More recently, no-one is expressing the rage of a divided nation as
articulately as Jason Williamson of Sleaford Mods.
But Half Man
Half Biscuit. Named, allegedly after a
portly employee of the late, unlamented Birkenhead record shop Skellington. 33 years in existence, on their thirteenth
album (not including compilations). An incredible, intelligent band, which use
biblical quotes, poems, the blues, and parodies of well-known songs to
chronicle the sheer banality, frustration, and often (but not always) joy of
human existence. They are still,
stunningly on the same label: Probe Plus. An offshoot of the Liverpool record shop,
where it was often a Scouse rite of passage to be insulted by Pete Burns.
And there are
bands out there, which use humour to get their point across.
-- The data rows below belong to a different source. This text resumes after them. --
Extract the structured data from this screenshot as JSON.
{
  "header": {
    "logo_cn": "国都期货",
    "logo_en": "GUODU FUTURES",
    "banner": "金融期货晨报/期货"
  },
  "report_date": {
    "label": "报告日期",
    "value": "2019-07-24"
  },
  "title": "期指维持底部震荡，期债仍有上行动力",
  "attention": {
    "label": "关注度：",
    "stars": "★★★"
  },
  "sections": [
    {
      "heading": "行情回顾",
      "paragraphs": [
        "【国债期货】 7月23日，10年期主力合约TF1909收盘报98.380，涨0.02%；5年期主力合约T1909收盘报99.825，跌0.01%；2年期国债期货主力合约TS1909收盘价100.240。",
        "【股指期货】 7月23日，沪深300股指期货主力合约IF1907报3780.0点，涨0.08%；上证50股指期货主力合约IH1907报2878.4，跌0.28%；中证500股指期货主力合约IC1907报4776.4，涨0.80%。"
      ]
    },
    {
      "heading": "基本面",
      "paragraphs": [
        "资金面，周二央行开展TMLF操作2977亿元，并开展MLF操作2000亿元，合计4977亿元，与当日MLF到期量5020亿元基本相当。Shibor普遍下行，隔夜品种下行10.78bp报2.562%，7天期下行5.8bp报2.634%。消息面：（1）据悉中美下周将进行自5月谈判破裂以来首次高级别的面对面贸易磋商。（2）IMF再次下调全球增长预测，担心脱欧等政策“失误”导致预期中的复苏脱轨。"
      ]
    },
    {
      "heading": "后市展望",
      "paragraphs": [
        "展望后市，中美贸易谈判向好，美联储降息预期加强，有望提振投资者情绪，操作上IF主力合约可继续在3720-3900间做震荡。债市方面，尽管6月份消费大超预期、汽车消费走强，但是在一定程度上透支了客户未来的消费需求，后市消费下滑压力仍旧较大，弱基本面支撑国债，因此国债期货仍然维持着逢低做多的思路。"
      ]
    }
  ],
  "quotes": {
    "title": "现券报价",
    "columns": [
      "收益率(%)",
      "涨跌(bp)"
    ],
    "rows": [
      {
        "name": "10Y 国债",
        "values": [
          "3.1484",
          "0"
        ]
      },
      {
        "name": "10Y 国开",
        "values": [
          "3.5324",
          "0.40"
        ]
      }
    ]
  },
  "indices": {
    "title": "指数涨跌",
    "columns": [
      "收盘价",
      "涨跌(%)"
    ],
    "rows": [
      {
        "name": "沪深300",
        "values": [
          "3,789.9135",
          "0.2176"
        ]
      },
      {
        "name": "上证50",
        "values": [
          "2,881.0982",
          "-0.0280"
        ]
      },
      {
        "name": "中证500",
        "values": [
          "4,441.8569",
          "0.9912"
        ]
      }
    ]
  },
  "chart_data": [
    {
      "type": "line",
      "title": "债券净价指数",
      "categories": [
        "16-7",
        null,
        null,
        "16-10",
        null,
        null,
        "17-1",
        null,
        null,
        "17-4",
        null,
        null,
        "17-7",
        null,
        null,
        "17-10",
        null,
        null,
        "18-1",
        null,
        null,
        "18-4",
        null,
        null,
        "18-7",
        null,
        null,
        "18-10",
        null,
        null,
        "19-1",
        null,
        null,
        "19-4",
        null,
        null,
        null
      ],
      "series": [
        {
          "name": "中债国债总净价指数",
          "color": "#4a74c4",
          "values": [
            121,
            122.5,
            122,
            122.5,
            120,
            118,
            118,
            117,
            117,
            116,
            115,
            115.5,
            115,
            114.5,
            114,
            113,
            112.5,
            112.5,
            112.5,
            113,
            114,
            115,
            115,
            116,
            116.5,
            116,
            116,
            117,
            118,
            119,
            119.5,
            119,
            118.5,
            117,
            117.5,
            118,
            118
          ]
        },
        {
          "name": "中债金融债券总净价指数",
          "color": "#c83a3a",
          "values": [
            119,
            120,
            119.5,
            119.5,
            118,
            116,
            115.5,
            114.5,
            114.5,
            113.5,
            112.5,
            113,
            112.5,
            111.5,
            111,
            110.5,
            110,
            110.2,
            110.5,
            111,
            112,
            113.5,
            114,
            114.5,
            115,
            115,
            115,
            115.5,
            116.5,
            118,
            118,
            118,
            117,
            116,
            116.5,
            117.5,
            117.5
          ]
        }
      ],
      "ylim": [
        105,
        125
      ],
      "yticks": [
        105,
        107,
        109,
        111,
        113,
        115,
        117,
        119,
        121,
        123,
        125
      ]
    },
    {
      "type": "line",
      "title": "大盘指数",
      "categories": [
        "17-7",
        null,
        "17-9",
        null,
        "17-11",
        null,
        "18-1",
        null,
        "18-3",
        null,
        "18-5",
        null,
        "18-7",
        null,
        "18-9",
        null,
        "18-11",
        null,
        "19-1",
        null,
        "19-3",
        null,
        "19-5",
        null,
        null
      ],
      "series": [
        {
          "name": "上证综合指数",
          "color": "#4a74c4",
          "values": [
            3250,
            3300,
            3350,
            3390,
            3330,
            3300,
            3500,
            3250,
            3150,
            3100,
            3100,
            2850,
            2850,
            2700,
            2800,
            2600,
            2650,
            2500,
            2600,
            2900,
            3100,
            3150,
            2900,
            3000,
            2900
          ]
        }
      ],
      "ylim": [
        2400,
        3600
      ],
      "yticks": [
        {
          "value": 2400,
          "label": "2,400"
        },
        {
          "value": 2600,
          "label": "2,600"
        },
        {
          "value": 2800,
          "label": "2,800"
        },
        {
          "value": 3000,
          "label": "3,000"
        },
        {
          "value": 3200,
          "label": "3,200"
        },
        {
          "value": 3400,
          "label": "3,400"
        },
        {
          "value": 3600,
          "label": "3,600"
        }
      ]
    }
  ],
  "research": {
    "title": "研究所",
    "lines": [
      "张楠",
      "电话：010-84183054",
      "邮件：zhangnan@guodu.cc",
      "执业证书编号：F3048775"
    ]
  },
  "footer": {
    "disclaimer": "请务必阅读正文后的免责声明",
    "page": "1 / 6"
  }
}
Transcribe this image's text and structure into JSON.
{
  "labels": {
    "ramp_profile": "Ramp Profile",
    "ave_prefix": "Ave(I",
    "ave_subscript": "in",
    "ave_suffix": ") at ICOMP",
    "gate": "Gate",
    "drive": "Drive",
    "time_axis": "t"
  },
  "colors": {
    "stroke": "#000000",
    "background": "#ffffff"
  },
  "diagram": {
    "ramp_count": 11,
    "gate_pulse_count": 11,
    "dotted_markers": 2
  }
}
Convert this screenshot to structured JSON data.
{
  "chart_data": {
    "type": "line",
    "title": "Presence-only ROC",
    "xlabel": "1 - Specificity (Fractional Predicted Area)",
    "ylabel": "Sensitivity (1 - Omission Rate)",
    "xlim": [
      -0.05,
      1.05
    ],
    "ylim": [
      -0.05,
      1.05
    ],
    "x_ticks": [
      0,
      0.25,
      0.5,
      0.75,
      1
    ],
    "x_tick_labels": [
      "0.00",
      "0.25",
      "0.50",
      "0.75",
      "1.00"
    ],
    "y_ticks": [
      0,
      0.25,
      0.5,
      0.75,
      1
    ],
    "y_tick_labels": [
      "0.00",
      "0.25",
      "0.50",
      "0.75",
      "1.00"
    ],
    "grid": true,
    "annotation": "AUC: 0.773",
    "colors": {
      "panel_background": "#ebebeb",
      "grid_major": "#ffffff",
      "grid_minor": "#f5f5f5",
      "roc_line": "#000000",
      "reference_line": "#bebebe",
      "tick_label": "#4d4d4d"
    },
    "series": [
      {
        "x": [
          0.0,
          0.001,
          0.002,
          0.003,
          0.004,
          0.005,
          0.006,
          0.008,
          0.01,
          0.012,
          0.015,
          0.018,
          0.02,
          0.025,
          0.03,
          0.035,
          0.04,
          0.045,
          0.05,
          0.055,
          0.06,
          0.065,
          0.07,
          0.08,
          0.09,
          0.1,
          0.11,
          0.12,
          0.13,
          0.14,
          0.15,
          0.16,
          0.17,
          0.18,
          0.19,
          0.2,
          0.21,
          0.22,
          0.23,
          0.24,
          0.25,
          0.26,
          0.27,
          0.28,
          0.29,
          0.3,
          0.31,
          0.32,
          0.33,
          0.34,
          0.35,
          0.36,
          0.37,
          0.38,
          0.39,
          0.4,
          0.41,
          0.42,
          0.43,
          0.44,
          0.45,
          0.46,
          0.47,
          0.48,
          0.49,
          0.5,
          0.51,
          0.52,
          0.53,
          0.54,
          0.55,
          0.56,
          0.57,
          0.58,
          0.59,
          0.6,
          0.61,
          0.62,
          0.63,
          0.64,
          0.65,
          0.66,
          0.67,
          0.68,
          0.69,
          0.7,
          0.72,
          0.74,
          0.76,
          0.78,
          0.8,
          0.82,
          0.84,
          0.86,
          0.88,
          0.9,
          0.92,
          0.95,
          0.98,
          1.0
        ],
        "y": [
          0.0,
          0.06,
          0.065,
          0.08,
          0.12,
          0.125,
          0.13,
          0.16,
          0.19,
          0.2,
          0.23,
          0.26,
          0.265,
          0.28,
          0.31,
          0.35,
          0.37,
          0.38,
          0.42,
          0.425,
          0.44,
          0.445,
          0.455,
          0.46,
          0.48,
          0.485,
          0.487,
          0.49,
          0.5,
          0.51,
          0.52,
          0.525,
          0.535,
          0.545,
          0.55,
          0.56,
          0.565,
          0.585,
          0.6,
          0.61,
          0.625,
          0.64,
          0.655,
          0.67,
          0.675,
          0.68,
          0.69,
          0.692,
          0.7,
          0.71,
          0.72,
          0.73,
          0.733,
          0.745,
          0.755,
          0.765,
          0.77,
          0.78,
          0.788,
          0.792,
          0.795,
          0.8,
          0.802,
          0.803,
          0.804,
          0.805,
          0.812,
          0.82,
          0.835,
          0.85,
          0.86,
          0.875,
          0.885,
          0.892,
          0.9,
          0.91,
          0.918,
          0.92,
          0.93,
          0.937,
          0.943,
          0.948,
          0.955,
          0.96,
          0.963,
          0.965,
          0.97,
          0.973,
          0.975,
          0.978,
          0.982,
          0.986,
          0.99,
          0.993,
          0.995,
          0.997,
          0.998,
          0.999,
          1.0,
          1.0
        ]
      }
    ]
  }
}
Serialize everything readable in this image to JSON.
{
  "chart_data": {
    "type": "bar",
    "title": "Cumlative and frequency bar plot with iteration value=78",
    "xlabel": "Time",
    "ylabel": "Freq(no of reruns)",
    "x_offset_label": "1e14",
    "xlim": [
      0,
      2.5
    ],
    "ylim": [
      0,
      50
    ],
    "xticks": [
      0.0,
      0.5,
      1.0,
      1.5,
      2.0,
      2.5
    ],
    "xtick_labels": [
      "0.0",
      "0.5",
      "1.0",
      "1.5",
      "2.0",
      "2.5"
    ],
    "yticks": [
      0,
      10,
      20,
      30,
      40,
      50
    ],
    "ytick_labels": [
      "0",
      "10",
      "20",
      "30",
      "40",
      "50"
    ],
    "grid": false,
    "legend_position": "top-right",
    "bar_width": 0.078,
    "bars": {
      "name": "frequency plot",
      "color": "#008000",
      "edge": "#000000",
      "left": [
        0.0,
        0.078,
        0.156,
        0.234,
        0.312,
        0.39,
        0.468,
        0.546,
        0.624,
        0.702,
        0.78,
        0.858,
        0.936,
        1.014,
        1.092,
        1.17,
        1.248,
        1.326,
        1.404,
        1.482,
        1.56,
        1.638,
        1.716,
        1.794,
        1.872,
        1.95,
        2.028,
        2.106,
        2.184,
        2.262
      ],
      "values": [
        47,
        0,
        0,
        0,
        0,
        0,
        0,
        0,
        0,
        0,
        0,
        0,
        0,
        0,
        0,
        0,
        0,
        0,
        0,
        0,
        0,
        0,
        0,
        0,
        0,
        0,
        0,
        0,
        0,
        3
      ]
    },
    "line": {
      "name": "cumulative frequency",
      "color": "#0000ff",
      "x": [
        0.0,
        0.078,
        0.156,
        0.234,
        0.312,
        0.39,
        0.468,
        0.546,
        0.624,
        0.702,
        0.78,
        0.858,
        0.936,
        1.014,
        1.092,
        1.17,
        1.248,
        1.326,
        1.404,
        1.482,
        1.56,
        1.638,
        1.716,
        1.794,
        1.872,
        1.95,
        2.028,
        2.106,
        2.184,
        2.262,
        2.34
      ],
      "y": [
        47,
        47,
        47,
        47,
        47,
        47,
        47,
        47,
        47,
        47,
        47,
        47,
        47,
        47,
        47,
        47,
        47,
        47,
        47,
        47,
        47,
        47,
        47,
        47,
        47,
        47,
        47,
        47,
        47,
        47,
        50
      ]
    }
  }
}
Carter USM, The Beautiful South, Shellsuit,
The Lancashire Hotpots. These all have
their own evangelists, claiming that they use laughter to distract us. We can argue forever about the psychological
effect of humour, to mask horror. Let’s
leave it to the psychologists. They know
best. Possibly.
Perhaps the
ire and the fire of HMHB come from the fact they are not a Scouse band (a
common misconception), but Birkenhead.
For those who don’t know it, Birkenhead is the dark side of The Mersey,
literally and figuratively. Once through
a looking glass of a tunnel, you are looking back on the Liverpool
skyline. If you support Liverpool or
Everton, you’re a ‘tunnel rat’.
Appropriately enough, the band are Tranmere Rovers fans, a club who have a song
that goes ‘Fuck your cathedrals and fuck
your Pier Head/Don’t call us Scousers/We’re
From Birkenhead’. The wrong word,
the merest glint of a wrong look can lead to an altercation. I should know, I lived there.
No-one does
what they do: the day to day doledrum of living, the hope that there might; possibly
be a better life out there, the ameliorative effects of bad TV, football and
laughing at the foolish and banal concept of ‘celebrity’. Considering this
process began in 1985; and it is easy to see why you can call them more of a
working class prophet than any sensitive soul with a low grade in AS Level and
within earshot of a Nick Drake album.
They are not
often on the radio, sadly. Joy Division Oven Gloves became the
theme to the campaign to save 6Music from closure. Having been successful, it’s only Gideon Coe;
the erudite, phlegmatic soul of the station plays them on a regular basis. I would urge you to put your tablet down and
download some of their albums. Or maybe
go to Probe and meet with the holier than thou vibes of the staff. Another
reason to do so: you won’t get every
line, every joke, straight away. It’ll
percolate down, like a nice, intellectual cup of coffee.
We live in
strange times. The country is
represented by idiots, careerists and ideologues. The lights grow dimmer and the price of bread
rises. As things change, we should be
angry: but thoughtful at the same time, laughing in the face of entropy, the
use of your voice in some satanic plot.
We need to be mindful, but disciplined. Or, to use the title of their
latest album: No One Cares About Your
Creative Hub, So Get Your Fuckin’ Hedge Cut.